I feel guilty as I walk into the Dead Poets bookstore: I don't read enough. I used to read all the time, but now I'm lucky if I make it through a novel every two months, which is shameful for a writer. Someone once said, "The writer who produces more than he reads bears the sure sign of an amateur." I wish I could say I read that in a book, but I'm pretty sure I heard it in a movie. So I'm hoping to score back a few of my lost intellectual points this Saturday night by attending one of Sin City's lesser-known cultural events: the poetry reading.
As the time for the reading draws near, members of Zeitgeist Press and Red Rock Review arrange a dozen or so mismatched chairs and antique couches in one of the store's small alcoves. Having not attended a poetry reading in seven years, I'm not sure what to expect.

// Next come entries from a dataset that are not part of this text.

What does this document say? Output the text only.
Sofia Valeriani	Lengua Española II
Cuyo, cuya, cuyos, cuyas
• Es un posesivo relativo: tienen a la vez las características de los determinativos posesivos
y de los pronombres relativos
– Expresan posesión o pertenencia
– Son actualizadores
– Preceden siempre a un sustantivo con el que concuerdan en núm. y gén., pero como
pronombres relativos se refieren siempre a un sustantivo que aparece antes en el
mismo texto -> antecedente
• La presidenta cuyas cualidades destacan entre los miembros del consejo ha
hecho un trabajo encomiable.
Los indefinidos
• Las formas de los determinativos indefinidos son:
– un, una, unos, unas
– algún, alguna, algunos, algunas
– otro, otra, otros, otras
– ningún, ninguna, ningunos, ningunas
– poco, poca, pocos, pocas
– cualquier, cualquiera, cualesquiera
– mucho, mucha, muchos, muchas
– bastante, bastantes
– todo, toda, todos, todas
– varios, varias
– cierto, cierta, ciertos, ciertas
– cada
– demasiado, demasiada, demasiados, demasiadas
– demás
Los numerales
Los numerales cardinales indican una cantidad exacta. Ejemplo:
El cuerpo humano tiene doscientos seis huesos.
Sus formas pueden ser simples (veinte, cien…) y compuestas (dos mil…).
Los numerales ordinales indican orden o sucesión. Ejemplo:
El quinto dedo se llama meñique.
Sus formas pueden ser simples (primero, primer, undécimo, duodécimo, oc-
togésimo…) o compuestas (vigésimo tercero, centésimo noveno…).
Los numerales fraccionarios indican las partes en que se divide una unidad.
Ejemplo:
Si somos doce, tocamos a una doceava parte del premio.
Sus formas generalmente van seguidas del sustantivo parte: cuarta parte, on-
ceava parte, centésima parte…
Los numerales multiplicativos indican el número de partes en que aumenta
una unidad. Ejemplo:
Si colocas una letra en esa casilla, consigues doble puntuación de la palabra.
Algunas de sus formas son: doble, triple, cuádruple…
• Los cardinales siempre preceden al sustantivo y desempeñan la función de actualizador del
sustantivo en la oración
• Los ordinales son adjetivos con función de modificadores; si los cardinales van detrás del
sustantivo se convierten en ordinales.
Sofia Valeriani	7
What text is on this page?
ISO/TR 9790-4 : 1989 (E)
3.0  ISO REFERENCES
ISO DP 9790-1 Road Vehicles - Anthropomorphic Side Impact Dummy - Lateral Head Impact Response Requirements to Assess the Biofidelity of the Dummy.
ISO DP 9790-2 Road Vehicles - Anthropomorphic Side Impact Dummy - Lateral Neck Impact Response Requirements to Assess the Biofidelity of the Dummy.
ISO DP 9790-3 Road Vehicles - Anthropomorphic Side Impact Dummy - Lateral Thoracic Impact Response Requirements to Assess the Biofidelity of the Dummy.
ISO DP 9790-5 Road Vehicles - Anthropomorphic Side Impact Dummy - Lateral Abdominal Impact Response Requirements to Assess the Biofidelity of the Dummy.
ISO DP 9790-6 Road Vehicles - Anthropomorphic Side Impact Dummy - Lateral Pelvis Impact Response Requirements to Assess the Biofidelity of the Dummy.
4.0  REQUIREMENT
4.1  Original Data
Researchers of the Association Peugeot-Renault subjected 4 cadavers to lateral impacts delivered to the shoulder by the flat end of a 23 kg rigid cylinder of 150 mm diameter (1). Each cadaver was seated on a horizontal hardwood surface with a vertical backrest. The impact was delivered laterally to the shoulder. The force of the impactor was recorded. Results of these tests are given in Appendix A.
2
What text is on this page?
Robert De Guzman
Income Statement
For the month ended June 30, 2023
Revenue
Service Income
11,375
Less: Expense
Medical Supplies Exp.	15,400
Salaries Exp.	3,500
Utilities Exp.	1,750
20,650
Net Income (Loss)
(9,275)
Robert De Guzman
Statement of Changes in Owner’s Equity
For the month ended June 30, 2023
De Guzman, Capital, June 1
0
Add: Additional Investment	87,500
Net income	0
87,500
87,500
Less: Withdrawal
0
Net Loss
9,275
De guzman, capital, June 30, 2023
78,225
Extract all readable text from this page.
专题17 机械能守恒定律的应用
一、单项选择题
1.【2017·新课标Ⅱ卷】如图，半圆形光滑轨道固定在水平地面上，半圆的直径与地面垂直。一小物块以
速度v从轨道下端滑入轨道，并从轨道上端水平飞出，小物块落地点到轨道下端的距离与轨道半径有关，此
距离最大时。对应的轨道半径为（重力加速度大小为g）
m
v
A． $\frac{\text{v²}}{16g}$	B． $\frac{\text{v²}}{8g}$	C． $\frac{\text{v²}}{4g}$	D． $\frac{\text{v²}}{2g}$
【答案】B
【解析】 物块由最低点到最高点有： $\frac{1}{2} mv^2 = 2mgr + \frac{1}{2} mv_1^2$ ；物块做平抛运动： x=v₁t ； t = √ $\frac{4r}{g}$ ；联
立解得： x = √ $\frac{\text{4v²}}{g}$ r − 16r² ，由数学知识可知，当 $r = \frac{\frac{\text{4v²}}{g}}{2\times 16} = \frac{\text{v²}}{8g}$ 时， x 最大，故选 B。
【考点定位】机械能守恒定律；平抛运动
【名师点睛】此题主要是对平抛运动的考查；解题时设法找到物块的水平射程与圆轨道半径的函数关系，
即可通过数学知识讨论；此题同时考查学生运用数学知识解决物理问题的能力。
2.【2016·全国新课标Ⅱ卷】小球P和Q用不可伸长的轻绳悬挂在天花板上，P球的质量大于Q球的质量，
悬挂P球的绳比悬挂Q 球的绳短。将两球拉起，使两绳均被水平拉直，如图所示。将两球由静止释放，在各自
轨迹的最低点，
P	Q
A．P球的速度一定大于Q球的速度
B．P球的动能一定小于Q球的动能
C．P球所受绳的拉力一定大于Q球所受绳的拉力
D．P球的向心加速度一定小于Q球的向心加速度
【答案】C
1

I used to fancy myself a poet back in high school, before college taught me I was merely channeling a sappy Dr. Seuss with overused imagery. My love of the art form ended abruptly when one of my English professors declared that poetry has no rules. Damn it, I liked poetry having rules. Without them, I too often encountered wannabes pawning off wordy, colorless essays about their dead pets as poetry just because they added dramatic pauses.
There's a much larger turnout than I expected—about two people for every available chair—quickly bringing the metaphysical books section to standing-room-only. Ages range from 20-somethings to 50-somethings, with an even split of men and women.
One by one, nine poets take to the podium, unleashing a string of clever metaphors, rich descriptions and dramatic tonal reversals. The topics vary wildly: from Dayvid Figler's rebuke of a St. Patrick's Day parade to Mike Talbert's tales of an imprisoned psychopath to DeAnna Beachley's requiem for, yes, one dead cat.
But I find I'm listening more intently than I'm accustomed to. More than any other written form, poetry is all about the word—every word. You can speed-read a book and not miss anything. You can listen to a song and ignore the lyrics altogether. But in poetry, each word counts. And when it's done well, the words string together to build something that's not only clever in meaning, but rhythmically pleasing. It occurs to me that if more people spoke this way, I'd be a better listener.
While a skillful reading won't necessarily make a bad poem good, a bad reading can certainly sour a good poem. A few of the nervous beginners stumble, but most of the readers here are old pros who've read all over the country. They run their own literary magazines and have been kicked out of poetry readings at corporately owned bookstores for failing to realize that the freedom of speech ends at the F word.
Prominent Las Vegas poets like Bruce Isaacson, editor of Zeitgeist Press, read with a bold assurance—a casual connection with the audience that acts as a nice counterpoint to the few earlier poets who were a bit too introverted to speak up or stray from the sanctuary of the podium. Isaacson knows he's among friends here, and each poet's verse is met with enthusiastic applause. A few, like Figler, even score big laughs.
"And sure, there was a moment of transcendental bliss with the wind rustling and the hawks circling," he admits in a poem about his detachment from nature, before he adds, with a touch of unease, "but then I started to think ... why are those hawks circling?"
Amid the laughs, there are impressively somber moments as well. Gary Ashman ends one of his verses by describing his life as being "... in the markdown bin. Former best-seller, priced to move."
At some point, I realize I don't hate poetry; I just hate bad poetry. That doesn't mean readings will become my regular Saturday night thing. But it might be nice to drop in on one now and then to appreciate what bright people can pull off with a few well-chosen words. And I can reclaim a few more intellectual points while I'm at it.